In-Depth Notes on Parallel Processing
Parallel Processing
Overview of Parallel Processing
- Parallel processing refers to a class of techniques enabling simultaneous data-processing tasks, enhancing the computational speed of a computer system.
- Systems using parallel processing can carry out multiple data-processing tasks at the same time, leading to faster execution times.
- Achieved by using multiple functional units to perform identical or different operations concurrently, distributing data among these functional units.
Why Parallel Architecture?
- Enhancement in Performance: Parallel computer architecture improves performance by using more processors.
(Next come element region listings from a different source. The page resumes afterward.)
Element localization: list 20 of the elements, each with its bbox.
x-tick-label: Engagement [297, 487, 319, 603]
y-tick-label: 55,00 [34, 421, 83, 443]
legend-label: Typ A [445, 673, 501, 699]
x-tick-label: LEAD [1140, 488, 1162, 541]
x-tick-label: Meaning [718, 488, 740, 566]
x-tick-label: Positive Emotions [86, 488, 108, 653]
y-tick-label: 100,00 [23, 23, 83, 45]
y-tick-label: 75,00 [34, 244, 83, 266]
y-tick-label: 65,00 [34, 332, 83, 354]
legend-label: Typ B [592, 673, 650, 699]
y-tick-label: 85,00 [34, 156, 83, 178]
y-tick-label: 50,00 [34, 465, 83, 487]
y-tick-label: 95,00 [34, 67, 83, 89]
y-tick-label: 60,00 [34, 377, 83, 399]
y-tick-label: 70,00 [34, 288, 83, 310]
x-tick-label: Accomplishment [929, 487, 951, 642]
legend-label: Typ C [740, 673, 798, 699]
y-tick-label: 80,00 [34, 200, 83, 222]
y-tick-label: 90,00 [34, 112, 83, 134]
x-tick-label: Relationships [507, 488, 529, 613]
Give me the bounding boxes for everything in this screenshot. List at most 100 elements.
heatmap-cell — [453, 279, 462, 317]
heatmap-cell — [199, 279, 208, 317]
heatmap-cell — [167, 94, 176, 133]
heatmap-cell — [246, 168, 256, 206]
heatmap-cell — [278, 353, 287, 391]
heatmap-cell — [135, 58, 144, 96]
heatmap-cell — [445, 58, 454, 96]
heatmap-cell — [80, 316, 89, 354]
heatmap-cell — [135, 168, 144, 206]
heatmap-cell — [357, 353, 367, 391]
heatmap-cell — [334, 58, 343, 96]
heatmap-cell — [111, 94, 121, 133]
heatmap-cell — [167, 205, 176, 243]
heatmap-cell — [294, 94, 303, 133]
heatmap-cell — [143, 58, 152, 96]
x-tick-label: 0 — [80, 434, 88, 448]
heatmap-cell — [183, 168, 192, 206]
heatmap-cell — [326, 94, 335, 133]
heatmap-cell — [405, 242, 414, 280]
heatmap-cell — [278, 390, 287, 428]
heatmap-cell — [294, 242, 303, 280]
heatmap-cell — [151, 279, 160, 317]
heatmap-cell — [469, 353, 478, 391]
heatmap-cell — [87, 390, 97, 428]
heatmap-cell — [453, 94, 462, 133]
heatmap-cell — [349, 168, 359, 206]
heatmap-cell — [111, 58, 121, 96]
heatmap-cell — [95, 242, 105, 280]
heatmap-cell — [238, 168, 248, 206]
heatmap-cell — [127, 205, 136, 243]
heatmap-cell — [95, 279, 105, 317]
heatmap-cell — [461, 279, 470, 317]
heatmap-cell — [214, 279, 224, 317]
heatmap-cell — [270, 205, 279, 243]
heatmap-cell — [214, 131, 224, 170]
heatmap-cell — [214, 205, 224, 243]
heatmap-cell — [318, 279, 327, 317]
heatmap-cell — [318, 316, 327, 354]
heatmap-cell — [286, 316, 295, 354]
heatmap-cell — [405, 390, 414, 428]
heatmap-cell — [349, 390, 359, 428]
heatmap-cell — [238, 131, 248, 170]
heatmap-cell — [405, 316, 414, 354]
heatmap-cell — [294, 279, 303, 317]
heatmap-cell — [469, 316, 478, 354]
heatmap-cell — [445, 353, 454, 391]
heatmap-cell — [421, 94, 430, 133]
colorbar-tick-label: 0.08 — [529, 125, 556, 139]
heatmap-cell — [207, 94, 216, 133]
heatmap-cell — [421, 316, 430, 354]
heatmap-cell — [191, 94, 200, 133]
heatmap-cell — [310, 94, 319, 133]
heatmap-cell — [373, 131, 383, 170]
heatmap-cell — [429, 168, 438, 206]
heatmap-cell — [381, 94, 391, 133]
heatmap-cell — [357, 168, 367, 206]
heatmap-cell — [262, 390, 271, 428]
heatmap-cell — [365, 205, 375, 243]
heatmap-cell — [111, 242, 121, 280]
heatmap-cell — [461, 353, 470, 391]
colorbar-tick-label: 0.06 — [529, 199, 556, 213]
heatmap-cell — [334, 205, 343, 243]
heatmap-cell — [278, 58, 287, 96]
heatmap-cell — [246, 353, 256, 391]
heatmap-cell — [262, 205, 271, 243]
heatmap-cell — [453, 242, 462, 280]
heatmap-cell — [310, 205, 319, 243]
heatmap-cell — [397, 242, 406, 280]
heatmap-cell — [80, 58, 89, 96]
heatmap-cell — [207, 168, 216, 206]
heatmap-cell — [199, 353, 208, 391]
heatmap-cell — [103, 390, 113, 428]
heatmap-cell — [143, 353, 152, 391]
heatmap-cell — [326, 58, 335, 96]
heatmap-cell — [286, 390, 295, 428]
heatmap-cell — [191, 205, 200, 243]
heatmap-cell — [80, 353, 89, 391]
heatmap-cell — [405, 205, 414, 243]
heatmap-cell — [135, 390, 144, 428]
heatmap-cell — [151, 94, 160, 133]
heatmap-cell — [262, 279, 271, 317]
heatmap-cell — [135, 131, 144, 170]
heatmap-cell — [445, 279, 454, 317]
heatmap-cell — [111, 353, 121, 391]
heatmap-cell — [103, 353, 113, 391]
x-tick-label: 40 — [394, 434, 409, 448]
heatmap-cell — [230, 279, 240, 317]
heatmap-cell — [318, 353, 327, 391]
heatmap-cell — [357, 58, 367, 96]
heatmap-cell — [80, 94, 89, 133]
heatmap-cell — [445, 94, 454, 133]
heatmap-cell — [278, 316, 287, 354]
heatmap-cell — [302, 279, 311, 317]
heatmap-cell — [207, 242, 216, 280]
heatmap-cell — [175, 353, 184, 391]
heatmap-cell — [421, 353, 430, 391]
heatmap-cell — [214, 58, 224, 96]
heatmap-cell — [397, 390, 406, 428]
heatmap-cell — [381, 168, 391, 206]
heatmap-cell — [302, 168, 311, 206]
- Scalability: Utilizing a greater number of processors generally leads to higher performance than relying on a single processor at a given time.
Functional Units in Parallel Processing
- Execution units can be separated into up to eight distinct functional units operating in parallel, which include:
- Adder-Subtractor
- Integer Multiply
- Logic Unit
- Shift Unit
- Incrementer
- Floating-point Add-Subtract
- Floating-point Multiply
- Floating-point Divide
- Each unit is independent, indicating true parallel operation.
Challenges in Parallel Processing
- Communication and Synchronization: The greatest challenges in achieving optimal performance in parallel programs are the communication and synchronization among different subtasks.
Advantages of Parallel Processing
- Time and Cost Efficiency: Expedites processes leading to reduced operational time and costs.
- Handling Larger Problems: Effectively solves larger problems that can't be managed through serial computing.
- Resource Utilization: Benefits from non-local resources when local resources are limited or finite.
- Maximizes Hardware Usage: Prevents wasting the available computing power, using hardware more effectively than serial computing.
Types of Parallelism
- Bit-Level Parallelism
- Instruction-Level Parallelism (ILP)
- Task Parallelism
- Data-Level Parallelism
Bit-Level Parallelism
- Involves increasing the size of the processor to improve performance.
- Reduces the number of necessary instructions for operations on larger data.
- Example: An 8-bit processor needs two instructions to sum two 16-bit integers, while a 16-bit processor achieves it in one instruction.
Instruction Level Parallelism (ILP)
- Permits multiple operations to occur simultaneously within a single process using independent resources (address space, registers).
- Enhances performance by executing operations like memory load/store and arithmetic simultaneously.
- Reordering of Instructions: Instructions can be reordered to execute concurrently without changing the program's outcome.
- Example: Given a set of instructions, a sequential processor may take 12 cycles while an ILP-configured processor can execute them in just 4 cycles.
Task Parallelism
- Breaks down a task into multiple subtasks, each assigned to a processor for concurrent execution.
Data-Level Parallelism (DLP)
- Aims to enhance data throughput by processing multiple data elements simultaneously.
- Example: Calculating the average and standard deviation of the same data set concurrently.
Difference Between Parallelism and Pipelining
- General Parallelism: Refers to executing multiple operations simultaneously.
- Pipelining: A specific form of parallelism that organizes operations to flow through a series of sub-functions in parallel.
- Parallelism exploits physical space (e.g., multiple processors) whereas pipelining optimizes timing based on data flows.
Flynn's Classification
- Flynn's taxonomy provides a framework for classifying parallel computer architectures based on the number of concurrent instruction and data streams.
- Categories:
- (SISD) Single Instruction, Single Data
- (SIMD) Single Instruction, Multiple Data
- (MISD) Multiple Instruction, Single Data
- (MIMD) Multiple Instruction, Multiple Data
SISD
- Uniprocessor system executing a single instruction on a single data stream sequentially.
- Generally slows down due to the dependence on internal information transfer rates.
SIMD
- Multiprocessor system executing the same instruction across multiple CPUs on different data streams.
- Ideal for scientific computing involving vector and matrix operations.
MISD
- Multiprocessor system executing different instructions on different processors while operating on the same dataset.
- Not commonly used commercially or for practical applications.
MIMD
- Capable of executing multiple instructions across multiple datasets.
- Each processor has distinct instruction/data streams and operates asynchronously.
Coupling in MIMD
- Shared Memory MIMD:
- Processors are linked to a global memory, accessing and modifying shared data collectively.
- Distributed Memory MIMD:
- Each processor has local memory and communicates through an interconnection network, structured as required.